Back to Blackburn

August 12, 2008

Wow!  Been a year since my last post.  But I am back at least today and perhaps later this week as well.

Lot to chew on in Blacburn’s “Being Good,”  but this is what caught my attention last night.  In making the distinction between an ethical climate and a moralistic one, Blackburn observes, “one peculiarity of our present climate is that we care much more about our rights than about our ‘good.’  For previous thinkers about ethics, such as those who wrote the Upanishads, or Confucius, or Plato, or the founds or the Christian tradition, the central concern was the state of one’s soul, meaning some personal state of justice or harmony.  Such a state might include resignation and renunciation, or detachment, or obedience, or knowledge, especially self-knowledge.” (p. 4).

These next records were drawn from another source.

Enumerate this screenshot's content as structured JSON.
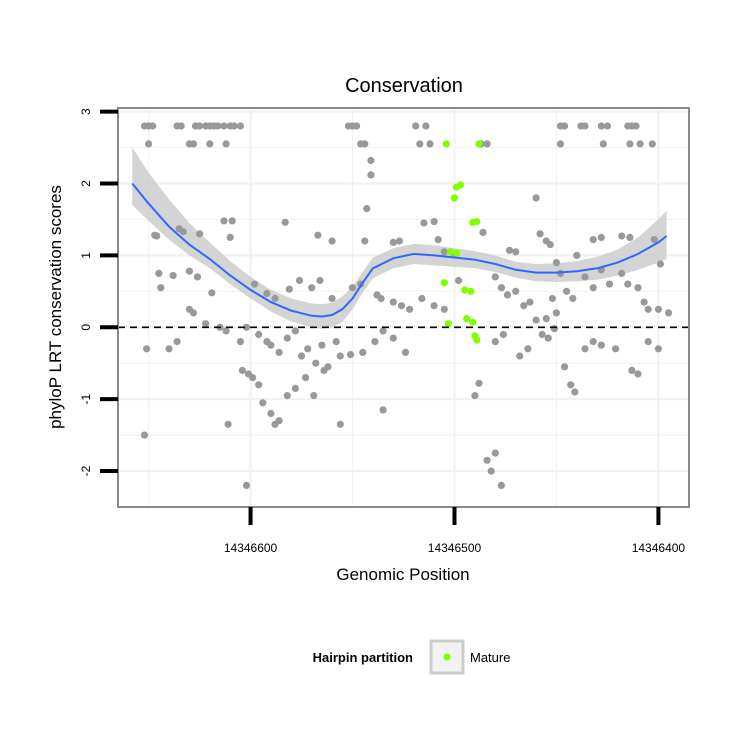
{
  "chart_data": {
    "type": "scatter",
    "title": "Conservation",
    "xlabel": "Genomic Position",
    "ylabel": "phyloP LRT conservation scores",
    "x_reversed": true,
    "xlim": [
      14346665,
      14346385
    ],
    "ylim": [
      -2.5,
      3.05
    ],
    "x_ticks": [
      14346600,
      14346500,
      14346400
    ],
    "x_tick_labels": [
      "14346600",
      "14346500",
      "14346400"
    ],
    "y_ticks": [
      -2,
      -1,
      0,
      1,
      2,
      3
    ],
    "y_tick_labels": [
      "-2",
      "-1",
      "0",
      "1",
      "2",
      "3"
    ],
    "reference_line": {
      "y": 0,
      "style": "dashed"
    },
    "grid": true,
    "colors": {
      "points": "#999999",
      "mature": "#7FFF00",
      "smooth": "#3366FF",
      "ribbon": "#cccccc",
      "panel_border": "#8a8a8a",
      "grid": "#f2f2f2"
    },
    "series": [
      {
        "role": "other",
        "points": [
          [
            14346652,
            2.8
          ],
          [
            14346650,
            2.8
          ],
          [
            14346648,
            2.8
          ],
          [
            14346636,
            2.8
          ],
          [
            14346634,
            2.8
          ],
          [
            14346627,
            2.8
          ],
          [
            14346625,
            2.8
          ],
          [
            14346622,
            2.8
          ],
          [
            14346620,
            2.8
          ],
          [
            14346618,
            2.8
          ],
          [
            14346616,
            2.8
          ],
          [
            14346613,
            2.8
          ],
          [
            14346610,
            2.8
          ],
          [
            14346608,
            2.8
          ],
          [
            14346605,
            2.8
          ],
          [
            14346552,
            2.8
          ],
          [
            14346550,
            2.8
          ],
          [
            14346548,
            2.8
          ],
          [
            14346519,
            2.8
          ],
          [
            14346514,
            2.8
          ],
          [
            14346448,
            2.8
          ],
          [
            14346446,
            2.8
          ],
          [
            14346438,
            2.8
          ],
          [
            14346436,
            2.8
          ],
          [
            14346428,
            2.8
          ],
          [
            14346425,
            2.8
          ],
          [
            14346415,
            2.8
          ],
          [
            14346413,
            2.8
          ],
          [
            14346411,
            2.8
          ],
          [
            14346650,
            2.55
          ],
          [
            14346630,
            2.55
          ],
          [
            14346628,
            2.55
          ],
          [
            14346620,
            2.55
          ],
          [
            14346612,
            2.55
          ],
          [
            14346546,
            2.55
          ],
          [
            14346544,
            2.55
          ],
          [
            14346517,
            2.55
          ],
          [
            14346512,
            2.55
          ],
          [
            14346487,
            2.55
          ],
          [
            14346484,
            2.55
          ],
          [
            14346448,
            2.55
          ],
          [
            14346427,
            2.55
          ],
          [
            14346414,
            2.55
          ],
          [
            14346409,
            2.55
          ],
          [
            14346403,
            2.55
          ],
          [
            14346541,
            2.32
          ],
          [
            14346541,
            2.12
          ],
          [
            14346543,
            1.65
          ],
          [
            14346515,
            1.45
          ],
          [
            14346510,
            1.47
          ],
          [
            14346613,
            1.48
          ],
          [
            14346609,
            1.48
          ],
          [
            14346583,
            1.46
          ],
          [
            14346486,
            1.32
          ],
          [
            14346460,
            1.8
          ],
          [
            14346458,
            1.3
          ],
          [
            14346647,
            1.28
          ],
          [
            14346646,
            1.27
          ],
          [
            14346635,
            1.37
          ],
          [
            14346633,
            1.33
          ],
          [
            14346625,
            1.3
          ],
          [
            14346610,
            1.25
          ],
          [
            14346567,
            1.28
          ],
          [
            14346560,
            1.2
          ],
          [
            14346544,
            1.2
          ],
          [
            14346530,
            1.18
          ],
          [
            14346527,
            1.2
          ],
          [
            14346508,
            1.22
          ],
          [
            14346505,
            1.05
          ],
          [
            14346500,
            1.02
          ],
          [
            14346473,
            1.07
          ],
          [
            14346470,
            1.05
          ],
          [
            14346455,
            1.2
          ],
          [
            14346453,
            1.15
          ],
          [
            14346450,
            0.9
          ],
          [
            14346440,
            1.0
          ],
          [
            14346432,
            1.22
          ],
          [
            14346428,
            1.25
          ],
          [
            14346418,
            1.27
          ],
          [
            14346414,
            1.25
          ],
          [
            14346402,
            1.22
          ],
          [
            14346399,
            0.88
          ],
          [
            14346645,
            0.75
          ],
          [
            14346644,
            0.55
          ],
          [
            14346638,
            0.72
          ],
          [
            14346630,
            0.78
          ],
          [
            14346626,
            0.7
          ],
          [
            14346619,
            0.48
          ],
          [
            14346598,
            0.6
          ],
          [
            14346592,
            0.47
          ],
          [
            14346588,
            0.4
          ],
          [
            14346581,
            0.53
          ],
          [
            14346576,
            0.65
          ],
          [
            14346570,
            0.55
          ],
          [
            14346566,
            0.65
          ],
          [
            14346560,
            0.4
          ],
          [
            14346550,
            0.55
          ],
          [
            14346546,
            0.6
          ],
          [
            14346538,
            0.45
          ],
          [
            14346536,
            0.4
          ],
          [
            14346530,
            0.35
          ],
          [
            14346526,
            0.3
          ],
          [
            14346522,
            0.25
          ],
          [
            14346516,
            0.4
          ],
          [
            14346510,
            0.3
          ],
          [
            14346505,
            0.25
          ],
          [
            14346498,
            0.65
          ],
          [
            14346480,
            0.7
          ],
          [
            14346477,
            0.55
          ],
          [
            14346474,
            0.45
          ],
          [
            14346470,
            0.5
          ],
          [
            14346466,
            0.3
          ],
          [
            14346463,
            0.35
          ],
          [
            14346460,
            0.1
          ],
          [
            14346455,
            0.12
          ],
          [
            14346452,
            0.4
          ],
          [
            14346450,
            0.2
          ],
          [
            14346448,
            0.75
          ],
          [
            14346445,
            0.5
          ],
          [
            14346442,
            0.4
          ],
          [
            14346436,
            0.7
          ],
          [
            14346432,
            0.55
          ],
          [
            14346428,
            0.8
          ],
          [
            14346424,
            0.6
          ],
          [
            14346418,
            0.75
          ],
          [
            14346415,
            0.6
          ],
          [
            14346410,
            0.55
          ],
          [
            14346407,
            0.35
          ],
          [
            14346405,
            0.25
          ],
          [
            14346400,
            0.25
          ],
          [
            14346395,
            0.2
          ],
          [
            14346630,
            0.25
          ],
          [
            14346628,
            0.2
          ],
          [
            14346622,
            0.05
          ],
          [
            14346615,
            0.0
          ],
          [
            14346612,
            -0.05
          ],
          [
            14346605,
            -0.2
          ],
          [
            14346602,
            0.0
          ],
          [
            14346596,
            -0.1
          ],
          [
            14346592,
            -0.2
          ],
          [
            14346590,
            -0.25
          ],
          [
            14346586,
            -0.35
          ],
          [
            14346582,
            -0.15
          ],
          [
            14346578,
            -0.05
          ],
          [
            14346575,
            -0.4
          ],
          [
            14346572,
            -0.3
          ],
          [
            14346568,
            -0.5
          ],
          [
            14346565,
            -0.25
          ],
          [
            14346562,
            -0.55
          ],
          [
            14346558,
            -0.2
          ],
          [
            14346556,
            -0.4
          ],
          [
            14346551,
            -0.38
          ],
          [
            14346545,
            -0.35
          ],
          [
            14346539,
            -0.2
          ],
          [
            14346535,
            -0.05
          ],
          [
            14346530,
            -0.15
          ],
          [
            14346524,
            -0.35
          ],
          [
            14346480,
            -0.2
          ],
          [
            14346476,
            -0.1
          ],
          [
            14346468,
            -0.4
          ],
          [
            14346464,
            -0.3
          ],
          [
            14346457,
            -0.1
          ],
          [
            14346454,
            -0.15
          ],
          [
            14346451,
            -0.02
          ],
          [
            14346446,
            -0.55
          ],
          [
            14346443,
            -0.8
          ],
          [
            14346441,
            -0.9
          ],
          [
            14346436,
            -0.3
          ],
          [
            14346432,
            -0.2
          ],
          [
            14346428,
            -0.25
          ],
          [
            14346421,
            -0.3
          ],
          [
            14346413,
            -0.6
          ],
          [
            14346410,
            -0.65
          ],
          [
            14346405,
            -0.2
          ],
          [
            14346400,
            -0.3
          ],
          [
            14346640,
            -0.3
          ],
          [
            14346636,
            -0.2
          ],
          [
            14346604,
            -0.6
          ],
          [
            14346601,
            -0.65
          ],
          [
            14346599,
            -0.7
          ],
          [
            14346596,
            -0.8
          ],
          [
            14346594,
            -1.05
          ],
          [
            14346590,
            -1.2
          ],
          [
            14346588,
            -1.35
          ],
          [
            14346586,
            -1.3
          ],
          [
            14346582,
            -0.95
          ],
          [
            14346578,
            -0.85
          ],
          [
            14346573,
            -0.7
          ],
          [
            14346569,
            -0.95
          ],
          [
            14346564,
            -0.6
          ],
          [
            14346556,
            -1.35
          ],
          [
            14346535,
            -1.15
          ],
          [
            14346484,
            -1.85
          ],
          [
            14346482,
            -2.0
          ],
          [
            14346480,
            -1.75
          ],
          [
            14346477,
            -2.2
          ],
          [
            14346490,
            -0.95
          ],
          [
            14346488,
            -0.78
          ],
          [
            14346611,
            -1.35
          ],
          [
            14346602,
            -2.2
          ],
          [
            14346652,
            -1.5
          ],
          [
            14346651,
            -0.3
          ]
        ]
      },
      {
        "role": "mature",
        "name": "Mature",
        "points": [
          [
            14346504,
            2.55
          ],
          [
            14346497,
            1.98
          ],
          [
            14346499,
            1.95
          ],
          [
            14346500,
            1.8
          ],
          [
            14346489,
            1.47
          ],
          [
            14346491,
            1.46
          ],
          [
            14346502,
            1.05
          ],
          [
            14346499,
            1.03
          ],
          [
            14346505,
            0.62
          ],
          [
            14346495,
            0.52
          ],
          [
            14346492,
            0.5
          ],
          [
            14346494,
            0.12
          ],
          [
            14346491,
            0.07
          ],
          [
            14346490,
            -0.12
          ],
          [
            14346489,
            -0.18
          ],
          [
            14346503,
            0.05
          ],
          [
            14346488,
            2.55
          ]
        ]
      }
    ],
    "smooth": {
      "x": [
        14346658,
        14346650,
        14346640,
        14346630,
        14346620,
        14346610,
        14346600,
        14346590,
        14346580,
        14346570,
        14346565,
        14346560,
        14346555,
        14346550,
        14346545,
        14346540,
        14346530,
        14346520,
        14346510,
        14346500,
        14346490,
        14346480,
        14346470,
        14346460,
        14346450,
        14346440,
        14346430,
        14346420,
        14346410,
        14346400,
        14346396
      ],
      "y": [
        2.0,
        1.72,
        1.4,
        1.15,
        0.95,
        0.72,
        0.52,
        0.35,
        0.23,
        0.16,
        0.15,
        0.17,
        0.25,
        0.4,
        0.62,
        0.82,
        0.96,
        1.02,
        1.0,
        0.97,
        0.94,
        0.88,
        0.8,
        0.76,
        0.76,
        0.78,
        0.82,
        0.9,
        1.02,
        1.18,
        1.27
      ],
      "lower": [
        1.7,
        1.48,
        1.22,
        1.0,
        0.82,
        0.6,
        0.4,
        0.22,
        0.08,
        0.0,
        -0.02,
        0.0,
        0.07,
        0.25,
        0.48,
        0.68,
        0.82,
        0.88,
        0.86,
        0.84,
        0.82,
        0.77,
        0.69,
        0.64,
        0.63,
        0.64,
        0.66,
        0.72,
        0.8,
        0.9,
        0.95
      ],
      "upper": [
        2.5,
        2.15,
        1.78,
        1.45,
        1.18,
        0.92,
        0.7,
        0.52,
        0.4,
        0.33,
        0.32,
        0.34,
        0.43,
        0.56,
        0.77,
        0.97,
        1.1,
        1.16,
        1.14,
        1.1,
        1.06,
        1.0,
        0.91,
        0.88,
        0.89,
        0.92,
        0.98,
        1.08,
        1.25,
        1.5,
        1.62
      ]
    },
    "legend": {
      "title": "Hairpin partition",
      "entries": [
        {
          "label": "Mature",
          "color": "#7FFF00"
        }
      ],
      "placement": "bottom"
    }
  }
}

Now I have no intention of specifically addressing his topic, rather I was struck by he emphasis on self-knowledge.  Yes we all know our preferences like technology (Mac), music (Terrence Blanchard) or ice cream (cookies & cream ice cream cake from BR).  But do we know ourselves?  Can we map the terrain of our own soul.  Or is it just a baffling place that sends us fleeing to the hills?

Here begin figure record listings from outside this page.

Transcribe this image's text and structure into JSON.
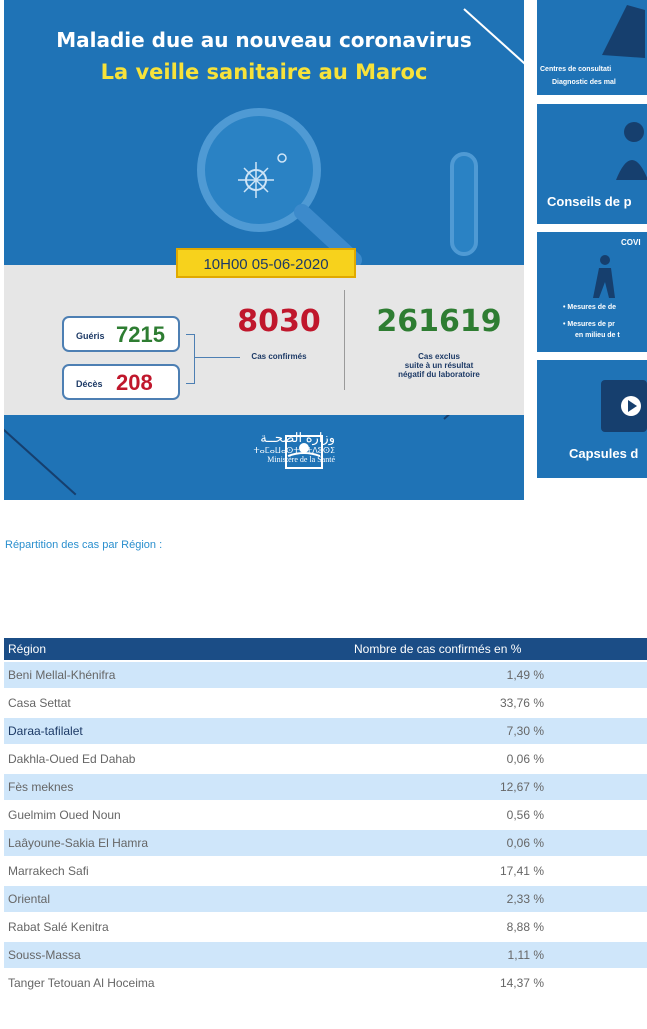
{
  "banner": {
    "title": "Maladie due au nouveau coronavirus",
    "subtitle": "La veille sanitaire au Maroc",
    "datetime": "10H00  05-06-2020",
    "gueris_label": "Guéris",
    "gueris_value": "7215",
    "deces_label": "Décès",
    "deces_value": "208",
    "confirmed_value": "8030",
    "confirmed_label": "Cas confirmés",
    "excluded_value": "261619",
    "excluded_label_1": "Cas exclus",
    "excluded_label_2": "suite à un résultat",
    "excluded_label_3": "négatif du laboratoire",
    "ministry_ar": "وزارة الصحــة",
    "ministry_tifinagh": "ⵜⴰⵎⴰⵡⴰⵙⵜ ⵏ ⵜⴷⵓⵙⵉ",
    "ministry_fr": "Ministère de la Santé"
  },
  "side_cards": [
    {
      "line1": "Centres de consultati",
      "line2": "Diagnostic des mal"
    },
    {
      "line1": "Conseils de p"
    },
    {
      "line1": "COVI",
      "line2": "• Mesures de de",
      "line3": "• Mesures de pr",
      "line4": "en milieu de t"
    },
    {
      "line1": "Capsules d"
    }
  ],
  "intro": "Répartition des cas par Région :",
  "table": {
    "headers": [
      "Région",
      "Nombre de cas confirmés en %"
    ],
    "rows": [
      {
        "region": "Beni Mellal-Khénifra",
        "value": "1,49 %"
      },
      {
        "region": "Casa Settat",
        "value": "33,76 %"
      },
      {
        "region": "Daraa-tafilalet",
        "value": "7,30 %"
      },
      {
        "region": "Dakhla-Oued Ed Dahab",
        "value": "0,06 %"
      },
      {
        "region": "Fès meknes",
        "value": "12,67 %"
      },
      {
        "region": "Guelmim Oued Noun",
        "value": "0,56 %"
      },
      {
        "region": "Laâyoune-Sakia El Hamra",
        "value": "0,06 %"
      },
      {
        "region": "Marrakech Safi",
        "value": "17,41 %"
      },
      {
        "region": "Oriental",
        "value": "2,33 %"
      },
      {
        "region": "Rabat Salé Kenitra",
        "value": "8,88 %"
      },
      {
        "region": "Souss-Massa",
        "value": "1,11 %"
      },
      {
        "region": "Tanger Tetouan Al Hoceima",
        "value": "14,37 %"
      }
    ]
  },
  "colors": {
    "banner_blue": "#1f73b6",
    "table_header": "#1b4d86",
    "row_alt": "#cfe6fa",
    "green": "#2e7d32",
    "red": "#c0172c",
    "date_yellow": "#f7d21c"
  }
}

I once had an altercation with someone I like and respect.  It should not have blown up to the degree that it did.  It took a bit of digging and ruminating until I found ‘it.’  So now I walk away with a deeper understanding of who I am and a greater sensitivity to the humanness of those around me.

Lest I puff myself up too much, I must acknowledge that most days are spent following my preferences (and avoiding the mint chocolate Dips in the freezer).  I enjoy my family, friends, and work.  I pursue intellectual topics that I find stimulating.  Perhaps I should spend a bit more time with compass, paper, and pencil in hand.